Mışka eşittir yalnızlıktır benim için. Mışka eşittir nezaket ve aşk… Popuç ise öfke dolu gözlerle Mışka’ya bakan gururu incinmiş asi bir kadın. Piyano ve Alma ise filme bizi çeken harika detaylar.
Piyano Mışka’nın babasından ona hediye kalmıştır. Alma ise Popuç’un müzik yeteneği olan ve gizli gizli Mışka’nın evine gelip onunla ilgilenen torunudur. Mışka filmin bir yerinde piyanonun başına geçer ve başlar yalnızlığın ete keme bürünen halini müzik yoluyla ruhumuza akıtmaya…
Bir sarmaşık olsaydım,
Sıkıca tutunsaydım bir yere.
Sökülüp atılmasaydım,
Köklerimi salsaydım
Derinlere.
Bir sarmaşık olsaydım,
Dolasaydım gövdemi döne döne.
Günlerce aynı yerde kalsaydım,
Hareketsizlikten uyusaydım.
Bense ayrık otuyam,
Her çıktığı yerden sökülen.
Sarmaşık olmak isteyip de;
Basit bir ot bilinen.
Bir ayrık otuyam,
Kökü olmayan,
Sevilmeyen.
Sarmaşık olmaya özenen;
Öylece bir ot işte
O şarkıyı Tarık Akan’dan dinlerken pardon Mışka’dan yani filmdeki lakabı Yeke Kişi olan o yalnız adamdan dinlerken ağladığımı itiraf etmek istiyorum.
“Bense ayrık otuyam,
Her çıktığı yerden sökülen. “ Köksüzlüğe daha doğrusu kök salamamışlığa yani bir yerli olamamışlığa olan bir haykırıştı. Mışka çok nazik, çok dertli, çok güzel bir karakterdi.

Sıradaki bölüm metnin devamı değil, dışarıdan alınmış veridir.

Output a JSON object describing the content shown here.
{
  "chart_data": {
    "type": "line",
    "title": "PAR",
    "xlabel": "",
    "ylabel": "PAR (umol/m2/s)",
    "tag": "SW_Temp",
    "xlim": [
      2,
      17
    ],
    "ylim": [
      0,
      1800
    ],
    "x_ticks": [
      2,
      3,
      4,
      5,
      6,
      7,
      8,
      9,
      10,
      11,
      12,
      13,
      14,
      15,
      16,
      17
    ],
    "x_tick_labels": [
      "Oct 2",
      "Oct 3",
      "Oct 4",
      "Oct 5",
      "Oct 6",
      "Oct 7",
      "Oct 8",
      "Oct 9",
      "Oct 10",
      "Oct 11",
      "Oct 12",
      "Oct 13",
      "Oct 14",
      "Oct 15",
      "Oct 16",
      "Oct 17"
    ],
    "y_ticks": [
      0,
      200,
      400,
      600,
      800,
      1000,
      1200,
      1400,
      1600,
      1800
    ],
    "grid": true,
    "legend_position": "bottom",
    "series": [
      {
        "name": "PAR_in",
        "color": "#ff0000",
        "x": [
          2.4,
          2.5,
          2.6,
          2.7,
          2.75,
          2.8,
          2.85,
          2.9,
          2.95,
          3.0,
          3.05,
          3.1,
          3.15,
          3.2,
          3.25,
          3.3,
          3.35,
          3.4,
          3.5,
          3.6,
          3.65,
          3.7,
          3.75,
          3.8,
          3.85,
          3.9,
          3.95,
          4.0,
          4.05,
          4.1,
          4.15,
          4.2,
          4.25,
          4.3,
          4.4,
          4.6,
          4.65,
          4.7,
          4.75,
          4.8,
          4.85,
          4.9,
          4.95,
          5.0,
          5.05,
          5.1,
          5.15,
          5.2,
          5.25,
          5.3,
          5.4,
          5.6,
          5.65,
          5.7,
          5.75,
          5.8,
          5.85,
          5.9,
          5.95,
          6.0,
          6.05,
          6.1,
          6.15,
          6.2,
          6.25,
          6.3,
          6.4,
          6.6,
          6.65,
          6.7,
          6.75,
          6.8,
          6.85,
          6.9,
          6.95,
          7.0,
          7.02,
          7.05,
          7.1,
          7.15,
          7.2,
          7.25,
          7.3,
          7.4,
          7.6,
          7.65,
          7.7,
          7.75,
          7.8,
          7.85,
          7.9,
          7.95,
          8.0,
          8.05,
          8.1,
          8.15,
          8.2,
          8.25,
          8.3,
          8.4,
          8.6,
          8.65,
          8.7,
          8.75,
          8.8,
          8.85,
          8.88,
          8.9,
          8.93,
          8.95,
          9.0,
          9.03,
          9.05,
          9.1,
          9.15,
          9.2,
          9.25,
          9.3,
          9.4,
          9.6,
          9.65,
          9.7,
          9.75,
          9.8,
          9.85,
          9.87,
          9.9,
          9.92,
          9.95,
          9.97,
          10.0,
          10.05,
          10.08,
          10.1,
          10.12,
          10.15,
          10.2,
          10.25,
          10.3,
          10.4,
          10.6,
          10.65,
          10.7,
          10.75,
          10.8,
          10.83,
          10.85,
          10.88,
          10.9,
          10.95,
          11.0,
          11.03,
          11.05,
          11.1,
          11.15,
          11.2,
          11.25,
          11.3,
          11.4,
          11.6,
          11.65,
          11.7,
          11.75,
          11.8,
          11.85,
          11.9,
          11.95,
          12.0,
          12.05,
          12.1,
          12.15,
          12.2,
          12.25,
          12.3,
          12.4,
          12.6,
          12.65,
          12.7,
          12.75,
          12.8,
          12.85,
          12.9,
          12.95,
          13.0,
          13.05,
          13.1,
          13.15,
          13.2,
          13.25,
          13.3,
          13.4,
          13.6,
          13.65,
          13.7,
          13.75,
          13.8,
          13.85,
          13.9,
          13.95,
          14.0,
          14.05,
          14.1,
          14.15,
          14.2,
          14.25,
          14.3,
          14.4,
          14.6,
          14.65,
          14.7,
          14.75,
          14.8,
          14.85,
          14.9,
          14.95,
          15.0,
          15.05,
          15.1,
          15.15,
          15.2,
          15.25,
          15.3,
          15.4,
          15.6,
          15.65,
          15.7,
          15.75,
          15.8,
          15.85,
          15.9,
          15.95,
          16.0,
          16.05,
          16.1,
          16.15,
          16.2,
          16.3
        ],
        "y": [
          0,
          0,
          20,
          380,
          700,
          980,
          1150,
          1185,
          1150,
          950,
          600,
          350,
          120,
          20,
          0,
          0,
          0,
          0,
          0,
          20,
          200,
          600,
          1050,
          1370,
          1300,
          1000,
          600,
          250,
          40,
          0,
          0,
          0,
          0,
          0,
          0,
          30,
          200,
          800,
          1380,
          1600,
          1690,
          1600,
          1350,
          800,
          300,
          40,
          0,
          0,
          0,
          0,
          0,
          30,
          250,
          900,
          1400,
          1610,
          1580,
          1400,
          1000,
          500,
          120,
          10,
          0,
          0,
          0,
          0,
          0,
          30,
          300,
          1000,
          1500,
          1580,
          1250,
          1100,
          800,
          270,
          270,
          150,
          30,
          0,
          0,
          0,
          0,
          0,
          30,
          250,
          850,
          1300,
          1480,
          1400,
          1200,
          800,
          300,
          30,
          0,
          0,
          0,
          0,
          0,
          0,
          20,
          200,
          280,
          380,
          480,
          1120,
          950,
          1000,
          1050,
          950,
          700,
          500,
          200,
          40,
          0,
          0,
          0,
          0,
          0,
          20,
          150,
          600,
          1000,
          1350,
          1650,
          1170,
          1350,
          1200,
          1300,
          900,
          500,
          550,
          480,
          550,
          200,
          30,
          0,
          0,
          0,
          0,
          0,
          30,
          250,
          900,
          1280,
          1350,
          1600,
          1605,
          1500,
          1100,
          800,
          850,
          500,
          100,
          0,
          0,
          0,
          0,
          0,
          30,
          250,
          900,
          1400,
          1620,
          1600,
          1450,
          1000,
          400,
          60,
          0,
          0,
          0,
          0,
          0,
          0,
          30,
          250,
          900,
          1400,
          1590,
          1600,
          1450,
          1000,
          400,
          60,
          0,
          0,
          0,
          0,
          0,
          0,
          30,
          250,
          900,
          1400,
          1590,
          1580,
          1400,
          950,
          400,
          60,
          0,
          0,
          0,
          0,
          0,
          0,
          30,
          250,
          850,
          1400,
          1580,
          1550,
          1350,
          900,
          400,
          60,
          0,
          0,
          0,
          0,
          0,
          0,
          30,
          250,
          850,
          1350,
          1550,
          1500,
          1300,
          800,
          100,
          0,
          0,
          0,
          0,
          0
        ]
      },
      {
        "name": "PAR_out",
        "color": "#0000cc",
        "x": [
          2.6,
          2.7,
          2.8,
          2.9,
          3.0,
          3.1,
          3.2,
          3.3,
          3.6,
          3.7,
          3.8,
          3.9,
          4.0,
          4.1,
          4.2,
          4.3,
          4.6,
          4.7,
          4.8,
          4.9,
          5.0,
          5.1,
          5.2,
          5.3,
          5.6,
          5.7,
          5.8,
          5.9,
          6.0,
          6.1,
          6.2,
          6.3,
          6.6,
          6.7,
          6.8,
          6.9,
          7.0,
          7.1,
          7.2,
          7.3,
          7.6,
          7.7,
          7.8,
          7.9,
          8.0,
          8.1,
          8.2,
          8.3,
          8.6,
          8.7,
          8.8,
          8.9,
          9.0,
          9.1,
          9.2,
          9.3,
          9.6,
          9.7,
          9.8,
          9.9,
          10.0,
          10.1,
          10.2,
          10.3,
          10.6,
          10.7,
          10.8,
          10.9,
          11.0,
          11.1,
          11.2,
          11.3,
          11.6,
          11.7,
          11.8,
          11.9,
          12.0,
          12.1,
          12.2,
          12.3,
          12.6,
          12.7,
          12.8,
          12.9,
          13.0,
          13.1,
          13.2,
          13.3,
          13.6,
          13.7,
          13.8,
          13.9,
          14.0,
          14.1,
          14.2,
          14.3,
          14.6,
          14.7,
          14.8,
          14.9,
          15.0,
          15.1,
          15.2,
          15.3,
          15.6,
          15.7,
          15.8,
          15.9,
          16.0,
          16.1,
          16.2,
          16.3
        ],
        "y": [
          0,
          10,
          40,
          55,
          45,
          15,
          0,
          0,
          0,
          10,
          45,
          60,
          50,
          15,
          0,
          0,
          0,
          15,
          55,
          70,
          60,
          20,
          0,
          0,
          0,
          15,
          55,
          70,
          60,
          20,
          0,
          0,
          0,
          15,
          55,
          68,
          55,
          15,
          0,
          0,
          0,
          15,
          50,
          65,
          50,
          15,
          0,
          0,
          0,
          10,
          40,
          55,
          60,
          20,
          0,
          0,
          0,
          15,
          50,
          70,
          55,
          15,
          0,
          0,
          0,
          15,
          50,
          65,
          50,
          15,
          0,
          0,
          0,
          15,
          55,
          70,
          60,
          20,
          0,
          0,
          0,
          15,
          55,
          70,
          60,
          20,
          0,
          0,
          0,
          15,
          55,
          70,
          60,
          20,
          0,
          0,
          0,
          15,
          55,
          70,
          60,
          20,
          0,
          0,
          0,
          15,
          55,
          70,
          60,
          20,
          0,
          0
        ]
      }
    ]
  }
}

Piyanosundan taşan o sesler dünya yalnızlarının tınısı olmuştu adeta bana.
Film boyunca Mışka’ya öfke dolu gözlerle bakan Popuç’un filmin sonundaki bakışları Şükrü Erbaş mısralarına tercüman olur.
İki kişilik bir yalnızlığım fotoğraflarının önünde
Birisi alıp götürdüğün, öteki bırakıp gittiğin…
Keşke Türkiye’deki her şehrin böyle bir filmi olsaydı diyorum. Karslılar çok şanslı. Kendi kültürlerini, renklerini bu kadar güzel anlatan bir filmleri olduğu için.